A person commits an offence if they communicate material, or behave in a manner, “that a reasonable person would consider to be threatening or abusive,” with the intention of stirring up hatred based on protected characteristics.

Stirring up hatred based on race, sexual orientation and religion was already illegal in Great Britain under the Public Order Act 1986, but that will also now fall under the new act in Scotland.

The bar for this offence is lower than for the other protected characteristics, as it also includes “insulting” behaviour.

Football pundit Ally McCoist has also given his support to JK Rowling, calling the legislation “madness”.

Speaking on TalkSport radio, he said he, along with thousands of football fans, will flout the rules during this weekend’s Old Firm match between Rangers and Celtic.

The ex-Rangers player said: “I can guarantee you, next Sunday at Ibrox, I, along with 48,000 will be committing a breach of that hate bill in the particular Rangers Celtic game we are all going to.”

Mr McCoist did not say which part of the Hate Crime Bill footballs fans were at risk of breaching.

Derogatory behaviour at football matches, including singing songs with sectarian connotations, are banned under the Offensive Behaviour at Football and Threatening Communications (Scotland) Act 2012.

Graffiti

Graffiti featuring a racial slur was visible near the first minister’s home

SNP ministers, who brought in the legislation have been asked whether Ms Rowling’s comments, and acts such as mis-gendering would be classed as criminal under the new laws.

Speaking to BBC Radio’s Good Morning Scotland programme, Health Secretary Neil Gray said he would not comment on individual circumstances but said the “bar is much higher” that Ms Rowling was suggesting.

He said offences had to include the use of “threatening or abusive language or behaviour” and that the “protection of freedom of expression” was included within the legislation.

Mr Gray said the new law was an extension of existing laws that had protected people from hate crimes on the basis of their race under the Public Order Act 1986.

He said he hoped it would help tackle the “hatred that has been permeating across these isles for far too long” and that there would be similar protection to that offered in relation to race for the past 40 years.

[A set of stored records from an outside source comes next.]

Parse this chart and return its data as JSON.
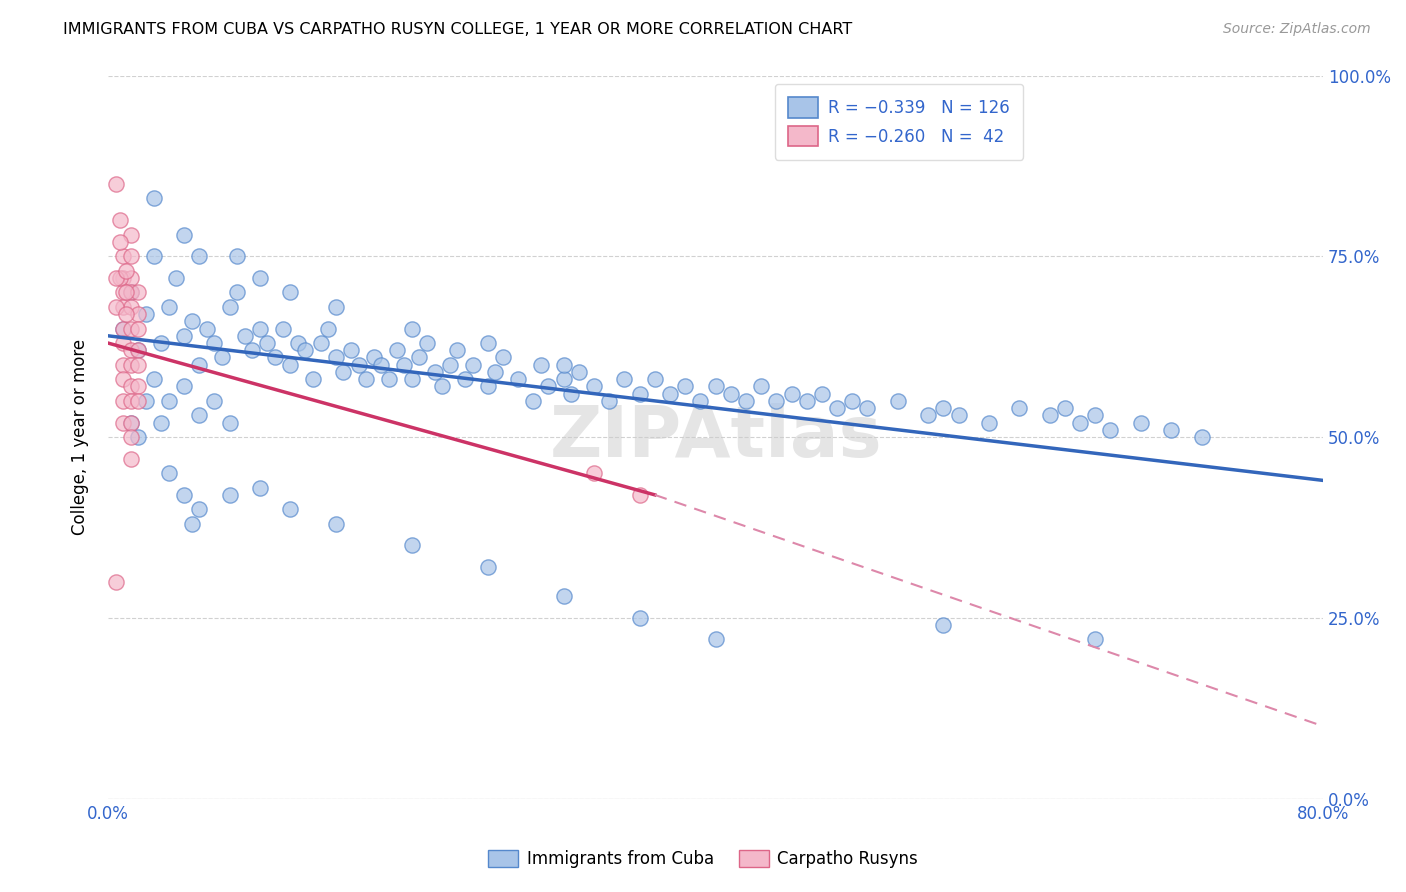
{
  "title": "IMMIGRANTS FROM CUBA VS CARPATHO RUSYN COLLEGE, 1 YEAR OR MORE CORRELATION CHART",
  "source": "Source: ZipAtlas.com",
  "ylabel": "College, 1 year or more",
  "legend_label_blue": "Immigrants from Cuba",
  "legend_label_pink": "Carpatho Rusyns",
  "watermark": "ZIPAtlas",
  "blue_fill": "#a8c4e8",
  "pink_fill": "#f4b8ca",
  "blue_edge": "#5588cc",
  "pink_edge": "#dd6688",
  "blue_line": "#3366bb",
  "pink_line": "#cc3366",
  "pink_dash": "#dd88aa",
  "text_blue": "#3366cc",
  "blue_scatter": [
    [
      1.0,
      65.0
    ],
    [
      1.5,
      70.0
    ],
    [
      2.0,
      62.0
    ],
    [
      2.5,
      67.0
    ],
    [
      3.0,
      75.0
    ],
    [
      3.5,
      63.0
    ],
    [
      4.0,
      68.0
    ],
    [
      4.5,
      72.0
    ],
    [
      5.0,
      64.0
    ],
    [
      5.5,
      66.0
    ],
    [
      6.0,
      60.0
    ],
    [
      6.5,
      65.0
    ],
    [
      7.0,
      63.0
    ],
    [
      7.5,
      61.0
    ],
    [
      8.0,
      68.0
    ],
    [
      8.5,
      70.0
    ],
    [
      9.0,
      64.0
    ],
    [
      9.5,
      62.0
    ],
    [
      10.0,
      65.0
    ],
    [
      10.5,
      63.0
    ],
    [
      11.0,
      61.0
    ],
    [
      11.5,
      65.0
    ],
    [
      12.0,
      60.0
    ],
    [
      12.5,
      63.0
    ],
    [
      13.0,
      62.0
    ],
    [
      13.5,
      58.0
    ],
    [
      14.0,
      63.0
    ],
    [
      14.5,
      65.0
    ],
    [
      15.0,
      61.0
    ],
    [
      15.5,
      59.0
    ],
    [
      16.0,
      62.0
    ],
    [
      16.5,
      60.0
    ],
    [
      17.0,
      58.0
    ],
    [
      17.5,
      61.0
    ],
    [
      18.0,
      60.0
    ],
    [
      18.5,
      58.0
    ],
    [
      19.0,
      62.0
    ],
    [
      19.5,
      60.0
    ],
    [
      20.0,
      58.0
    ],
    [
      20.5,
      61.0
    ],
    [
      21.0,
      63.0
    ],
    [
      21.5,
      59.0
    ],
    [
      22.0,
      57.0
    ],
    [
      22.5,
      60.0
    ],
    [
      23.0,
      62.0
    ],
    [
      23.5,
      58.0
    ],
    [
      24.0,
      60.0
    ],
    [
      25.0,
      57.0
    ],
    [
      25.5,
      59.0
    ],
    [
      26.0,
      61.0
    ],
    [
      27.0,
      58.0
    ],
    [
      28.0,
      55.0
    ],
    [
      28.5,
      60.0
    ],
    [
      29.0,
      57.0
    ],
    [
      30.0,
      58.0
    ],
    [
      30.5,
      56.0
    ],
    [
      31.0,
      59.0
    ],
    [
      32.0,
      57.0
    ],
    [
      33.0,
      55.0
    ],
    [
      34.0,
      58.0
    ],
    [
      35.0,
      56.0
    ],
    [
      36.0,
      58.0
    ],
    [
      37.0,
      56.0
    ],
    [
      38.0,
      57.0
    ],
    [
      39.0,
      55.0
    ],
    [
      40.0,
      57.0
    ],
    [
      41.0,
      56.0
    ],
    [
      42.0,
      55.0
    ],
    [
      43.0,
      57.0
    ],
    [
      44.0,
      55.0
    ],
    [
      45.0,
      56.0
    ],
    [
      46.0,
      55.0
    ],
    [
      47.0,
      56.0
    ],
    [
      48.0,
      54.0
    ],
    [
      49.0,
      55.0
    ],
    [
      50.0,
      54.0
    ],
    [
      52.0,
      55.0
    ],
    [
      54.0,
      53.0
    ],
    [
      55.0,
      54.0
    ],
    [
      56.0,
      53.0
    ],
    [
      58.0,
      52.0
    ],
    [
      60.0,
      54.0
    ],
    [
      62.0,
      53.0
    ],
    [
      63.0,
      54.0
    ],
    [
      64.0,
      52.0
    ],
    [
      65.0,
      53.0
    ],
    [
      66.0,
      51.0
    ],
    [
      68.0,
      52.0
    ],
    [
      70.0,
      51.0
    ],
    [
      72.0,
      50.0
    ],
    [
      3.0,
      83.0
    ],
    [
      5.0,
      78.0
    ],
    [
      6.0,
      75.0
    ],
    [
      8.5,
      75.0
    ],
    [
      10.0,
      72.0
    ],
    [
      12.0,
      70.0
    ],
    [
      15.0,
      68.0
    ],
    [
      20.0,
      65.0
    ],
    [
      25.0,
      63.0
    ],
    [
      30.0,
      60.0
    ],
    [
      4.0,
      45.0
    ],
    [
      5.0,
      42.0
    ],
    [
      5.5,
      38.0
    ],
    [
      6.0,
      40.0
    ],
    [
      8.0,
      42.0
    ],
    [
      10.0,
      43.0
    ],
    [
      12.0,
      40.0
    ],
    [
      15.0,
      38.0
    ],
    [
      20.0,
      35.0
    ],
    [
      25.0,
      32.0
    ],
    [
      30.0,
      28.0
    ],
    [
      35.0,
      25.0
    ],
    [
      40.0,
      22.0
    ],
    [
      55.0,
      24.0
    ],
    [
      65.0,
      22.0
    ],
    [
      1.5,
      52.0
    ],
    [
      2.0,
      50.0
    ],
    [
      2.5,
      55.0
    ],
    [
      3.0,
      58.0
    ],
    [
      3.5,
      52.0
    ],
    [
      4.0,
      55.0
    ],
    [
      5.0,
      57.0
    ],
    [
      6.0,
      53.0
    ],
    [
      7.0,
      55.0
    ],
    [
      8.0,
      52.0
    ]
  ],
  "pink_scatter": [
    [
      1.0,
      75.0
    ],
    [
      1.0,
      72.0
    ],
    [
      1.0,
      70.0
    ],
    [
      1.0,
      68.0
    ],
    [
      1.0,
      65.0
    ],
    [
      1.0,
      63.0
    ],
    [
      1.0,
      60.0
    ],
    [
      1.0,
      58.0
    ],
    [
      1.0,
      55.0
    ],
    [
      1.0,
      52.0
    ],
    [
      1.5,
      78.0
    ],
    [
      1.5,
      75.0
    ],
    [
      1.5,
      72.0
    ],
    [
      1.5,
      70.0
    ],
    [
      1.5,
      68.0
    ],
    [
      1.5,
      65.0
    ],
    [
      1.5,
      62.0
    ],
    [
      1.5,
      60.0
    ],
    [
      1.5,
      57.0
    ],
    [
      1.5,
      55.0
    ],
    [
      1.5,
      52.0
    ],
    [
      1.5,
      50.0
    ],
    [
      1.5,
      47.0
    ],
    [
      2.0,
      70.0
    ],
    [
      2.0,
      67.0
    ],
    [
      2.0,
      65.0
    ],
    [
      2.0,
      62.0
    ],
    [
      2.0,
      60.0
    ],
    [
      2.0,
      57.0
    ],
    [
      2.0,
      55.0
    ],
    [
      0.5,
      85.0
    ],
    [
      0.8,
      80.0
    ],
    [
      0.8,
      77.0
    ],
    [
      0.8,
      72.0
    ],
    [
      0.5,
      72.0
    ],
    [
      0.5,
      68.0
    ],
    [
      1.2,
      73.0
    ],
    [
      1.2,
      70.0
    ],
    [
      1.2,
      67.0
    ],
    [
      0.5,
      30.0
    ],
    [
      32.0,
      45.0
    ],
    [
      35.0,
      42.0
    ]
  ],
  "xlim": [
    0,
    80
  ],
  "ylim": [
    0,
    100
  ],
  "blue_line_start_x": 0,
  "blue_line_end_x": 80,
  "blue_line_start_y": 64,
  "blue_line_end_y": 44,
  "pink_line_start_x": 0,
  "pink_line_end_x": 36,
  "pink_line_start_y": 63,
  "pink_line_end_y": 42,
  "pink_dash_start_x": 36,
  "pink_dash_end_x": 80,
  "pink_dash_start_y": 42,
  "pink_dash_end_y": 10,
  "background_color": "#ffffff"
}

Humza Yousaf said racist graffiti, which appeared near his home, is a reminder of why Scotland must take a “zero-tolerance” approach to hatred.

On X, he said “I do my best to shield my children from the racism and Islamaphobia I face on a regular basis. That becomes increasingly difficult when racist graffiti targeting me appears near our family home.”

The graffiti on a wall near his Broughty Ferry home the same day the law was introduced.

Police Scotland confirmed it had been recorded as a hate crime under the new act.